Pick the right OCR engine based on **what's available** and **what the user prioritizes**.

## The three tiers

| Tier | Engine | When to use | Trade-offs |
|:-----|:-------|:------------|:-----------|
| **1 — Accuracy** | PaddleOCR | Maximum accuracy, especially for Chinese/mixed CJK | Requires Python venv with `paddlepaddle` + `paddleocr` (~1 GB) |
| **2 — Balanced** | Tesseract + `tessdata_best` | Good accuracy without heavy Python deps | Downloads best `.traineddata` on first use; needs `tesseract` on PATH |
| **3 — Fast** | Default Tesseract | Lightweight, no extra downloads, fast | Lower accuracy; uses whatever model ships with the system |

### Decision guide

- **User wants best quality → Tier 1** (if PaddleOCR venv exists or user is okay installing it)
- **User wants good quality but no Python deps → Tier 2**
- **User wants it fast / already has tesseract → Tier 3**
- **User is unsure → `compare` mode** on one representative page, then pick the winner for the rest

## Use this when

- User wants OCR on a scanned image or PDF
- User wants Chinese or mixed Chinese-English OCR
- User has strong accuracy/speed preferences
- User doesn't know what OCR tools are available (cascade finds the best one that works)

## Boundaries

- Outputs **text files + JSON summaries**, not searchable PDFs
- Does **not** overwrite source files
- Tiers 2/3 require `tesseract` on PATH; PDF input also needs `pdftoppm`
- Tier 1 requires a dedicated Python venv (setup below)

## Setup (Tier 1 only)

```bash
bash scripts/setup_paddleocr_env.sh
```

Creates `.venv-paddleocr/` in this skill directory with `paddlepaddle` + `paddleocr`.

## Commands

### Single tier — when you know which one to use

```bash
# Tier 1: best accuracy
.venv-paddleocr/bin/python scripts/ocr_tiered.py tier1 /path/to/page.png

# Tier 2: balanced (no Python venv needed, uses system tesseract)
python3 scripts/ocr_tiered.py tier2 /path/to/page.png

# Tier 3: fast and lightweight
python3 scripts/ocr_tiered.py tier3 /path/to/page.png
```

### Compare — test all tiers on one page, pick the best

```bash
.venv-paddleocr/bin/python scripts/ocr_tiered.py compare /path/to/page.png
```

### Cascade — try tier 1 → 2 → 3, stop on first good result

```bash
.venv-paddleocr/bin/python scripts/ocr_tiered.py cascade /path/to/file.pdf --pages 100
```

### PDF support

All modes accept PDFs.

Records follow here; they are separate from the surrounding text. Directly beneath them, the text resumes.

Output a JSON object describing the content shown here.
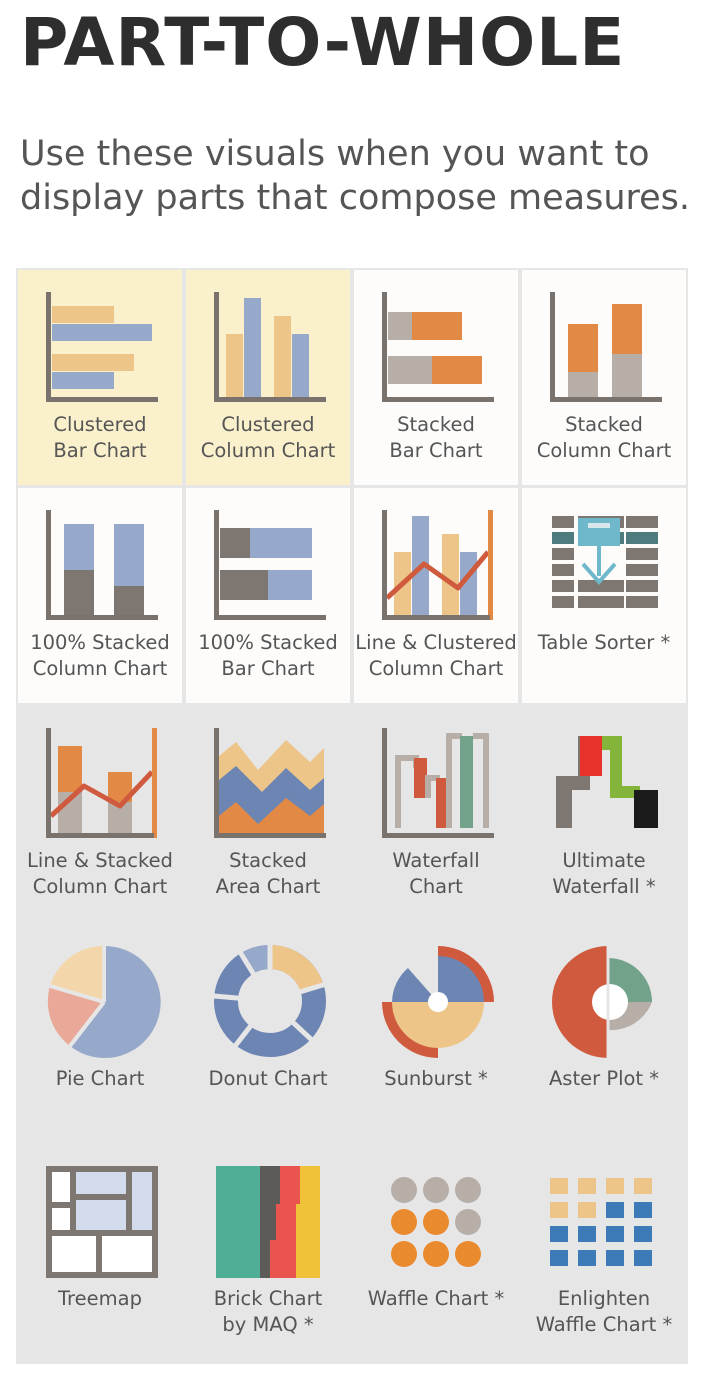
{
  "title": "PART-TO-WHOLE",
  "subtitle": "Use these visuals when you want to display parts that compose measures.",
  "colors": {
    "panel": "#e6e6e6",
    "highlight": "#fbf0cc",
    "white_cell": "#fdfcfb",
    "axis": "#7a726c",
    "peach": "#edc588",
    "blue": "#97a9ca",
    "orange": "#e28a45",
    "taupe": "#b7aea8",
    "dark_taupe": "#7e7671",
    "red": "#d05a3e"
  },
  "tiles": [
    {
      "id": "clustered-bar",
      "line1": "Clustered",
      "line2": "Bar Chart",
      "icon": "clustered-bar-icon"
    },
    {
      "id": "clustered-column",
      "line1": "Clustered",
      "line2": "Column Chart",
      "icon": "clustered-column-icon"
    },
    {
      "id": "stacked-bar",
      "line1": "Stacked",
      "line2": "Bar Chart",
      "icon": "stacked-bar-icon"
    },
    {
      "id": "stacked-column",
      "line1": "Stacked",
      "line2": "Column Chart",
      "icon": "stacked-column-icon"
    },
    {
      "id": "100-stacked-column",
      "line1": "100% Stacked",
      "line2": "Column Chart",
      "icon": "percent-stacked-column-icon"
    },
    {
      "id": "100-stacked-bar",
      "line1": "100% Stacked",
      "line2": "Bar Chart",
      "icon": "percent-stacked-bar-icon"
    },
    {
      "id": "line-clustered-column",
      "line1": "Line & Clustered",
      "line2": "Column Chart",
      "icon": "line-clustered-column-icon"
    },
    {
      "id": "table-sorter",
      "line1": "Table Sorter *",
      "line2": "",
      "icon": "table-sorter-icon"
    },
    {
      "id": "line-stacked-column",
      "line1": "Line & Stacked",
      "line2": "Column Chart",
      "icon": "line-stacked-column-icon"
    },
    {
      "id": "stacked-area",
      "line1": "Stacked",
      "line2": "Area Chart",
      "icon": "stacked-area-icon"
    },
    {
      "id": "waterfall",
      "line1": "Waterfall",
      "line2": "Chart",
      "icon": "waterfall-icon"
    },
    {
      "id": "ultimate-waterfall",
      "line1": "Ultimate",
      "line2": "Waterfall *",
      "icon": "ultimate-waterfall-icon"
    },
    {
      "id": "pie",
      "line1": "Pie Chart",
      "line2": "",
      "icon": "pie-icon"
    },
    {
      "id": "donut",
      "line1": "Donut Chart",
      "line2": "",
      "icon": "donut-icon"
    },
    {
      "id": "sunburst",
      "line1": "Sunburst *",
      "line2": "",
      "icon": "sunburst-icon"
    },
    {
      "id": "aster",
      "line1": "Aster Plot *",
      "line2": "",
      "icon": "aster-plot-icon"
    },
    {
      "id": "treemap",
      "line1": "Treemap",
      "line2": "",
      "icon": "treemap-icon"
    },
    {
      "id": "brick",
      "line1": "Brick Chart",
      "line2": "by MAQ *",
      "icon": "brick-chart-icon"
    },
    {
      "id": "waffle",
      "line1": "Waffle Chart *",
      "line2": "",
      "icon": "waffle-icon"
    },
    {
      "id": "enlighten-waffle",
      "line1": "Enlighten",
      "line2": "Waffle Chart *",
      "icon": "enlighten-waffle-icon"
    }
  ]
}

Use `--pages` to target specific pages:

```bash
.venv-paddleocr/bin/python scripts/ocr_tiered.py tier1 /path/to/file.pdf --pages 1,3-5
```

## Outputs

Written to a sibling directory (`<stem>.ocr-tiered/`) by default:

- `tier1_paddleocr.txt`
- `tier2_tesseract_best.txt`
- `tier3_tesseract_default.txt`
- `summary.json`

## Tier 1 config details

PaddleOCR runs with quality-oriented defaults:

- `lang="ch"`, `use_doc_orientation_classify=True`, `use_doc_unwarping=True`
- `use_textline_orientation=True`, `text_det_limit_type="max"`, `text_det_limit_side_len=1216`
- `text_det_thresh=0.3`, `text_det_box_thresh=0.5`, `text_det_unclip_ratio=1.5`

Tier 2 caches downloaded `.traineddata` in `~/.cache/ocr-tiered/tessdata_best/`.

Tier 3 uses whatever `tesseract` ships with on the system — no extra downloads.